A unicorn leans that she might be the last of her kind left in the world, and leaves her forest to find out what happened to the others.
I’ve been having a hard time writing this review, so I guess it will be a short one. I started reading the book in the beginning of August, then paused for a week or so while I took part in a read-a-thon. That pause definitely took me out of the world a bit. Also, the place where I paused in the book marked a big shift in the story. While in the first half of the book, the narrator had mostly been the unicorn, in the second half the narrating duties were left more to her human companions. And I wasn’t as interested or enchanted by the magician Schmendrick’s or the believer Molly Grue’s points of view as I was in the unicorn’s. I understand why, in that part of the book, we could no longer spend as much time in the unicorn’s head, but I still missed it.
One thing I have to say about this book is that the writing is gorgeous. It is absolutely enchanting, and evokes this feeling of being inside a fairytale. I bet this book would sound just lovely when read aloud. That sense of magic is most prevalent with the unicorn as the POV character.

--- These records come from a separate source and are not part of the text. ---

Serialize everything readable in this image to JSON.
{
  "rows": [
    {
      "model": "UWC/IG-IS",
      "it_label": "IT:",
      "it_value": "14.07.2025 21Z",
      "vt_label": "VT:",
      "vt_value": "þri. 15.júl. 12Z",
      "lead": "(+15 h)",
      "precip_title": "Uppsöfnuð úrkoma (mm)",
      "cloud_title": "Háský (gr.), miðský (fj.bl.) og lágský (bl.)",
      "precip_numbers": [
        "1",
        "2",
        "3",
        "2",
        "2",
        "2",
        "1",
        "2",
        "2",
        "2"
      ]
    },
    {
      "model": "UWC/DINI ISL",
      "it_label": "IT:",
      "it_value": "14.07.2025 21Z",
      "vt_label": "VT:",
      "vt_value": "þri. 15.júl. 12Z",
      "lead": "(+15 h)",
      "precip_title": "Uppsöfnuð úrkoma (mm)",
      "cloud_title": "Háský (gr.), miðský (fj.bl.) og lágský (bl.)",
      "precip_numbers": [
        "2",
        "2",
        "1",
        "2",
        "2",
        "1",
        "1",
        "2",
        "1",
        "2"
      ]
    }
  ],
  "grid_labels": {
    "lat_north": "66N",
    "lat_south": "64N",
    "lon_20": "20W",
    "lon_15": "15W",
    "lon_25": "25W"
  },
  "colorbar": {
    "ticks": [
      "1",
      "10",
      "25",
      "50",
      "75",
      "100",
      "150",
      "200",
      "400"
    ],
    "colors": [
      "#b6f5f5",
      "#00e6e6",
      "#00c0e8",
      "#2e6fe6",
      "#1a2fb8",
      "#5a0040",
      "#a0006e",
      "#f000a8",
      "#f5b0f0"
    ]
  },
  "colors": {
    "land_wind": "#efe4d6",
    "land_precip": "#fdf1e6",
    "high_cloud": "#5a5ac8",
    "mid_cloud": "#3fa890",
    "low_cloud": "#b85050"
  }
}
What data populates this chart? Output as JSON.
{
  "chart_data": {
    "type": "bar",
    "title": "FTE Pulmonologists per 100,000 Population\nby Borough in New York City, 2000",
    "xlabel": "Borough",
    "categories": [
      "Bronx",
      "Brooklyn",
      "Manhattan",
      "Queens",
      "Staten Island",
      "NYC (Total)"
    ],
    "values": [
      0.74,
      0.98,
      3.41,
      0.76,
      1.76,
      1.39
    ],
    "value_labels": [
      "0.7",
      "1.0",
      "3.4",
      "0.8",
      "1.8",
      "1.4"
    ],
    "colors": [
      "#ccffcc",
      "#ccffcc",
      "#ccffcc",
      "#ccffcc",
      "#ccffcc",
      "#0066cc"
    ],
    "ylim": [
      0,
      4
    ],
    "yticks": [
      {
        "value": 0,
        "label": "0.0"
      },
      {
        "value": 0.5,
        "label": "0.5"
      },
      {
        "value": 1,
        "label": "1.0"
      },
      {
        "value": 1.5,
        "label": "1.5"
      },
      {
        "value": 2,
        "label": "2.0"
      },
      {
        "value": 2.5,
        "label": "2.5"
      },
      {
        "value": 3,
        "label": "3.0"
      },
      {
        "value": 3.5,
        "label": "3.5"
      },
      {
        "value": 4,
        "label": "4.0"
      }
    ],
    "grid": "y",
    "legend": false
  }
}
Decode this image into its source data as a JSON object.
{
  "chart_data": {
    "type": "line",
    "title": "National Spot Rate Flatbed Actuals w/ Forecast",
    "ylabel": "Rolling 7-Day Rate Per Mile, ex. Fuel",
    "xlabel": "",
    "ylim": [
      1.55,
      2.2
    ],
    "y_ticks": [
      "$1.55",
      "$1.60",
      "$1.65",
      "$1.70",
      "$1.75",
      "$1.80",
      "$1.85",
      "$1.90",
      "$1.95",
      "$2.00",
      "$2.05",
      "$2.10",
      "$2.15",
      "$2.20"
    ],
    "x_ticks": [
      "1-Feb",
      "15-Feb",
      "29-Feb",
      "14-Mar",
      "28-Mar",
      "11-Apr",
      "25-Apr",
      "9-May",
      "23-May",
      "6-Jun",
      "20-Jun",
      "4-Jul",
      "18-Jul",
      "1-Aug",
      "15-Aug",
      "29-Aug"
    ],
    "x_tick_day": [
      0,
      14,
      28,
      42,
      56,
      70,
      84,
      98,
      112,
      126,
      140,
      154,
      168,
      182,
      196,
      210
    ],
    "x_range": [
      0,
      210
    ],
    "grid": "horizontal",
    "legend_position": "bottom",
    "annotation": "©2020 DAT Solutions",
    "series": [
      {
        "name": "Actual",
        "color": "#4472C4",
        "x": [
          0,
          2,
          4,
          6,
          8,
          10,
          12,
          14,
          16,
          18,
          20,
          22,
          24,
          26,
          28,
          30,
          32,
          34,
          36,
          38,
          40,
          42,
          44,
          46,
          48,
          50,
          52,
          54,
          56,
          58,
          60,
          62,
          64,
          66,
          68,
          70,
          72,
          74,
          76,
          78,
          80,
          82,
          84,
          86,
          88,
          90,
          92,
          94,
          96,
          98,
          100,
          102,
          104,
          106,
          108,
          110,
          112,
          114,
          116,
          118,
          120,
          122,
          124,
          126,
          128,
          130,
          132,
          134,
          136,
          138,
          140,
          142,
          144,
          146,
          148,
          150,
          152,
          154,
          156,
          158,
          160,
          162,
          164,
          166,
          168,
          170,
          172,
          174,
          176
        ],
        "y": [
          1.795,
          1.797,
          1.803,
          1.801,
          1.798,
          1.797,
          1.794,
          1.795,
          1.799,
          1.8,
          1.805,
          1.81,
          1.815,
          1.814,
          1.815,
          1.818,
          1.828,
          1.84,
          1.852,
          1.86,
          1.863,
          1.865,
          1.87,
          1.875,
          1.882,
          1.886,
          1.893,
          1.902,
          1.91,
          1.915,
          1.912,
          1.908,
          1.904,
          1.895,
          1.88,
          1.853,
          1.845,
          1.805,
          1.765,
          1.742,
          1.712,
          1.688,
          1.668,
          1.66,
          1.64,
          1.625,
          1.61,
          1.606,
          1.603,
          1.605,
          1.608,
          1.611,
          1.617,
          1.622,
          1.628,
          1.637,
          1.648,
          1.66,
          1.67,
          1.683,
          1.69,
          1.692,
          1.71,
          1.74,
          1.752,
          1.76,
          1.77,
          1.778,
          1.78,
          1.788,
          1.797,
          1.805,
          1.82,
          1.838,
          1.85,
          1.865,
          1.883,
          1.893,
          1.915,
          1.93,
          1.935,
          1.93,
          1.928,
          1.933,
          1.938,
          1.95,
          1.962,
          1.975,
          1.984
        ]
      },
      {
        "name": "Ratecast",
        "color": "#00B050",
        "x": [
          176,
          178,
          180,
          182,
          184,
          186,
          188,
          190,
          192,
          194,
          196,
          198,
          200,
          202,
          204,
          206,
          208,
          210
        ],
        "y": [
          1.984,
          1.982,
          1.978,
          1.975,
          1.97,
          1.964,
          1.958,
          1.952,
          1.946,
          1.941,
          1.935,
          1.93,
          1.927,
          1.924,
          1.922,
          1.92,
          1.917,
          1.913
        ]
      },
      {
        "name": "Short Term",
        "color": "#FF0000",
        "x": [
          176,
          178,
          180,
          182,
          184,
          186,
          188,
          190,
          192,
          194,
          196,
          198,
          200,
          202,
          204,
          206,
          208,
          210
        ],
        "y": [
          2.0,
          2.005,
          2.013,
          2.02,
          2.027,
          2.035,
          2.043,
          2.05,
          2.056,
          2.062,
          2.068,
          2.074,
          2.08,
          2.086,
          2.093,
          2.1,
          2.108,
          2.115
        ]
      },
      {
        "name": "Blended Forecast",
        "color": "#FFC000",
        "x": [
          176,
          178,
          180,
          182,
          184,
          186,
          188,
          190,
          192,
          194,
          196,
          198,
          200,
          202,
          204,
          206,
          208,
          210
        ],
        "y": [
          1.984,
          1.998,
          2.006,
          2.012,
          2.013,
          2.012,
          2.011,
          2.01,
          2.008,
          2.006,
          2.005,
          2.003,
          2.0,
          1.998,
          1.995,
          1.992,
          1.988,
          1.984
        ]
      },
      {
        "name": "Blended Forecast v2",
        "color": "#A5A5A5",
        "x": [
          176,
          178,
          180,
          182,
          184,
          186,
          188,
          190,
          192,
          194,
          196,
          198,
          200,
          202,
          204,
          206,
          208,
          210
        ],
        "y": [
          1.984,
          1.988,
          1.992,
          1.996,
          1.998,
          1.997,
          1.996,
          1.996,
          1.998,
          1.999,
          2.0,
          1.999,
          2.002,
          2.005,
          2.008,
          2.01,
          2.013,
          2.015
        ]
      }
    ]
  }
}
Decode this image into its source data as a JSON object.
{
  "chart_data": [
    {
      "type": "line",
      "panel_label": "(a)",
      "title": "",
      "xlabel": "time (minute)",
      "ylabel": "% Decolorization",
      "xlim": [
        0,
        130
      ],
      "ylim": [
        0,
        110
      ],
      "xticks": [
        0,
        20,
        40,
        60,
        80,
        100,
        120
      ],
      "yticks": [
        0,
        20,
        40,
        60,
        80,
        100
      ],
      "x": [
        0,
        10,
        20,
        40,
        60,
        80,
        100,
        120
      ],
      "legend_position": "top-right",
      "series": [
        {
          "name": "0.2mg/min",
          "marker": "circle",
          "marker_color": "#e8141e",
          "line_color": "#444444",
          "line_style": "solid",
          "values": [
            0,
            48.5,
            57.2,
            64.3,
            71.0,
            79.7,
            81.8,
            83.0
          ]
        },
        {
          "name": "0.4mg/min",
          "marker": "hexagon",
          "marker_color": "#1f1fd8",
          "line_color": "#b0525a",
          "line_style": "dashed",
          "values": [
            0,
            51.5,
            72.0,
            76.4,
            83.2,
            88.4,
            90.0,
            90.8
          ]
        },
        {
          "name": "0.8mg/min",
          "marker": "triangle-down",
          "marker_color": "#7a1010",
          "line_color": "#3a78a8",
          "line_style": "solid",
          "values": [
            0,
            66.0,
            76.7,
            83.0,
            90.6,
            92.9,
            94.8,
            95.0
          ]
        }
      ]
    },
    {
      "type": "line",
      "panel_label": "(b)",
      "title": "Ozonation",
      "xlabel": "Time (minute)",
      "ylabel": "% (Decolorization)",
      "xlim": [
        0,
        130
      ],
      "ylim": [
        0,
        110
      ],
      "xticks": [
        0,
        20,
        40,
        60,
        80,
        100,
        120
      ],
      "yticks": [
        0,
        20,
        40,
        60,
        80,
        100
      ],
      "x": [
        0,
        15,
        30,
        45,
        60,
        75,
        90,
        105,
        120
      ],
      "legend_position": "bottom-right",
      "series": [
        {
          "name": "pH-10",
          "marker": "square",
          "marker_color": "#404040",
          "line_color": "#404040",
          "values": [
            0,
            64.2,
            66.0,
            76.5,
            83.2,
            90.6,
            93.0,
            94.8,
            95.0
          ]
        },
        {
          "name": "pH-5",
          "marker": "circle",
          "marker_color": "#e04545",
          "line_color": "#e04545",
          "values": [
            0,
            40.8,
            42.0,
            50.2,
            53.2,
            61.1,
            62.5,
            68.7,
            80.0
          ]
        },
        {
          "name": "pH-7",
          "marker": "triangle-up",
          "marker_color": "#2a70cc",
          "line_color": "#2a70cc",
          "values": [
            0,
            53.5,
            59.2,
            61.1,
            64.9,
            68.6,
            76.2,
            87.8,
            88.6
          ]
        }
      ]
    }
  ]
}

Unlike perhaps many of you, I didn’t see the animated movie when I was a kid. I’ve only seen the movie once as an adult, so I didn’t have that lovely sense of childhood nostalgia at the back of my head when I was reading it. The main reason that my rating isn’t higher is probably still because of that pause in the middle, and so is mostly my own fault.
3 out of 5 stars.
Next up in the challenge
I’m officially halfway through the challenge now! So, I’m a bit behind, since I only have three months left. I am currently half-way through The King of Elfland’s Daughter by Lord Dunsany, and hope to finish it soon.